In [1]:
# Mount Google Drive
from google.colab import drive
drive.mount('/content/drive')

Mounted at /content/drive


In [2]:
import pandas as pd
import numpy as np
import tensorflow as tf
from tensorflow.keras.layers import (
    Input, Conv1D, Bidirectional, LSTM, GRU, Dropout, Dense
)
from tensorflow.keras.models import Model
from tensorflow.keras.optimizers import Adam
from tensorflow.keras.callbacks import EarlyStopping
import lightgbm as lgb
from sklearn.metrics import (
    accuracy_score, precision_score, recall_score,
    f1_score, roc_auc_score, confusion_matrix
)
import random
import warnings

# Reproducibility
SEED = 42
random.seed(SEED)
np.random.seed(SEED)
tf.random.set_seed(SEED)

warnings.filterwarnings("ignore")

# Load & Prepare Data
file_path = '/content/drive/MyDrive/MRP/final_dataset.csv'
df = pd.read_csv(file_path, parse_dates=['date'])
df = df.sort_values(['symbol','date']).reset_index(drop=True)

# Compute 1-day lagged return and drop NaNs
df['return_1d_lag1'] = df.groupby('symbol')['return_1d'].shift(1)
df = df.dropna(subset=['return_1d_lag1']).reset_index(drop=True)

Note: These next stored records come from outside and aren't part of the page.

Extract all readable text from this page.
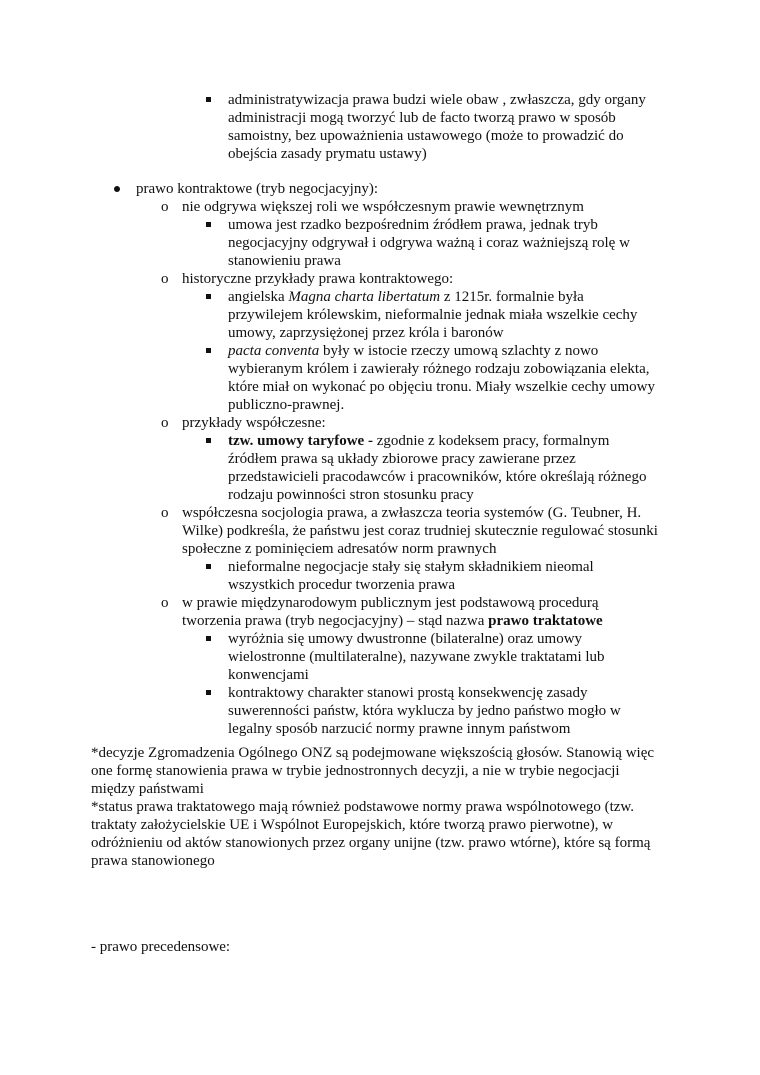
administratywizacja prawa budzi wiele obaw , zwłaszcza, gdy organy
administracji mogą tworzyć lub de facto tworzą prawo w sposób
samoistny, bez upoważnienia ustawowego (może to prowadzić do
obejścia zasady prymatu ustawy)
prawo kontraktowe (tryb negocjacyjny):
o nie odgrywa większej roli we współczesnym prawie wewnętrznym
umowa jest rzadko bezpośrednim źródłem prawa, jednak tryb
negocjacyjny odgrywał i odgrywa ważną i coraz ważniejszą rolę w
stanowieniu prawa
o historyczne przykłady prawa kontraktowego:
angielska Magna charta libertatum z 1215r. formalnie była
przywilejem królewskim, nieformalnie jednak miała wszelkie cechy
umowy, zaprzysiężonej przez króla i baronów
pacta conventa były w istocie rzeczy umową szlachty z nowo
wybieranym królem i zawierały różnego rodzaju zobowiązania elekta,
które miał on wykonać po objęciu tronu. Miały wszelkie cechy umowy
publiczno-prawnej.
o przykłady współczesne:
tzw. umowy taryfowe - zgodnie z kodeksem pracy, formalnym
źródłem prawa są układy zbiorowe pracy zawierane przez
przedstawicieli pracodawców i pracowników, które określają różnego
rodzaju powinności stron stosunku pracy
o współczesna socjologia prawa, a zwłaszcza teoria systemów (G. Teubner, H.
Wilke) podkreśla, że państwu jest coraz trudniej skutecznie regulować stosunki
społeczne z pominięciem adresatów norm prawnych
nieformalne negocjacje stały się stałym składnikiem nieomal
wszystkich procedur tworzenia prawa
o w prawie międzynarodowym publicznym jest podstawową procedurą
tworzenia prawa (tryb negocjacyjny) – stąd nazwa prawo traktatowe
wyróżnia się umowy dwustronne (bilateralne) oraz umowy
wielostronne (multilateralne), nazywane zwykle traktatami lub
konwencjami
kontraktowy charakter stanowi prostą konsekwencję zasady
suwerenności państw, która wyklucza by jedno państwo mogło w
legalny sposób narzucić normy prawne innym państwom
*decyzje Zgromadzenia Ogólnego ONZ są podejmowane większością głosów. Stanowią więc
one formę stanowienia prawa w trybie jednostronnych decyzji, a nie w trybie negocjacji
między państwami
*status prawa traktatowego mają również podstawowe normy prawa wspólnotowego (tzw.
traktaty założycielskie UE i Wspólnot Europejskich, które tworzą prawo pierwotne), w
odróżnieniu od aktów stanowionych przez organy unijne (tzw. prawo wtórne), które są formą
prawa stanowionego
- prawo precedensowe:
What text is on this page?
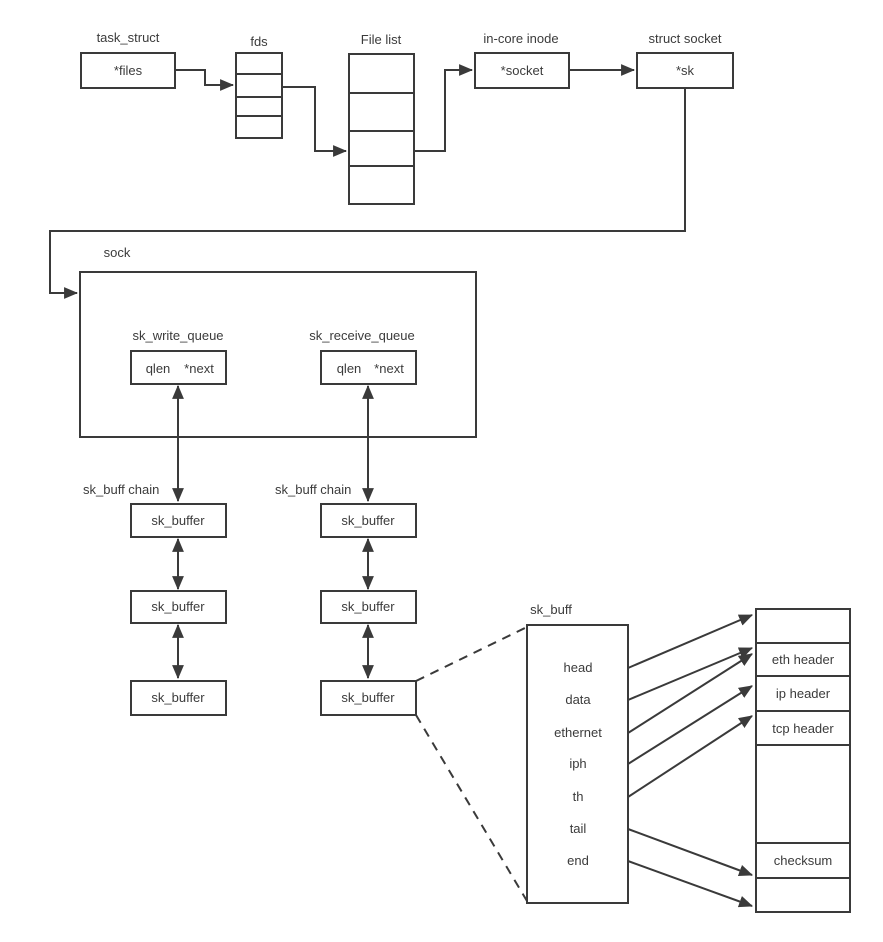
task_struct
*files
fds	File list	in-core inode
*socket
struct socket
*sk
sock
sk_write_queue
qlen *next
sk_receive_queue
qlen *next
sk_buff chain	sk_buff chain
sk_buffer
sk_buffer
sk_buffer
sk_buffer
sk_buffer
sk_buffer
sk_buff
head
data
ethernet
iph
th
tail
end
eth header
ip header
tcp header
checksum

# Define Features & Parameters
price_feats  = ['adj close', 'log_volume', 'ma_10', 'vol_30', 'rsi_14', 'return_1d_lag1']
news_feats   = ['avg_sentiment', 'avg_sentiment_confidence', 'sentiment_std_7']
static_feats = price_feats + news_feats + ['day_of_week']
TARGET       = 'target'
SEQ_LEN      = 30

# Generate Sequences & Static Vectors
Xs, static_X, ys, dates = [], [], [], []
for sym, grp in df.groupby('symbol'):
    grp = grp.sort_values('date').reset_index(drop=True)
    arr    = grp[price_feats].values
    stat   = grp[static_feats].values
    labels = grp[TARGET].values
    dts    = grp['date'].values
    for i in range(SEQ_LEN, len(grp)):
        Xs.append(arr[i-SEQ_LEN:i])
        static_X.append(stat[i])
        ys.append(labels[i])
        dates.append(dts[i])

X         = np.stack(Xs).astype('float32')       # (N, SEQ_LEN, len(price_feats))
static_X  = np.stack(static_X).astype('float32') # (N, len(static_feats))
y         = np.array(ys, dtype='float32')
dates     = np.array(dates)

# Chronological Split
train_mask = dates <= np.datetime64('2021-12-31')
val_mask   = (dates > np.datetime64('2021-12-31')) & (dates <= np.datetime64('2022-12-31'))
test_mask  = dates > np.datetime64('2022-12-31')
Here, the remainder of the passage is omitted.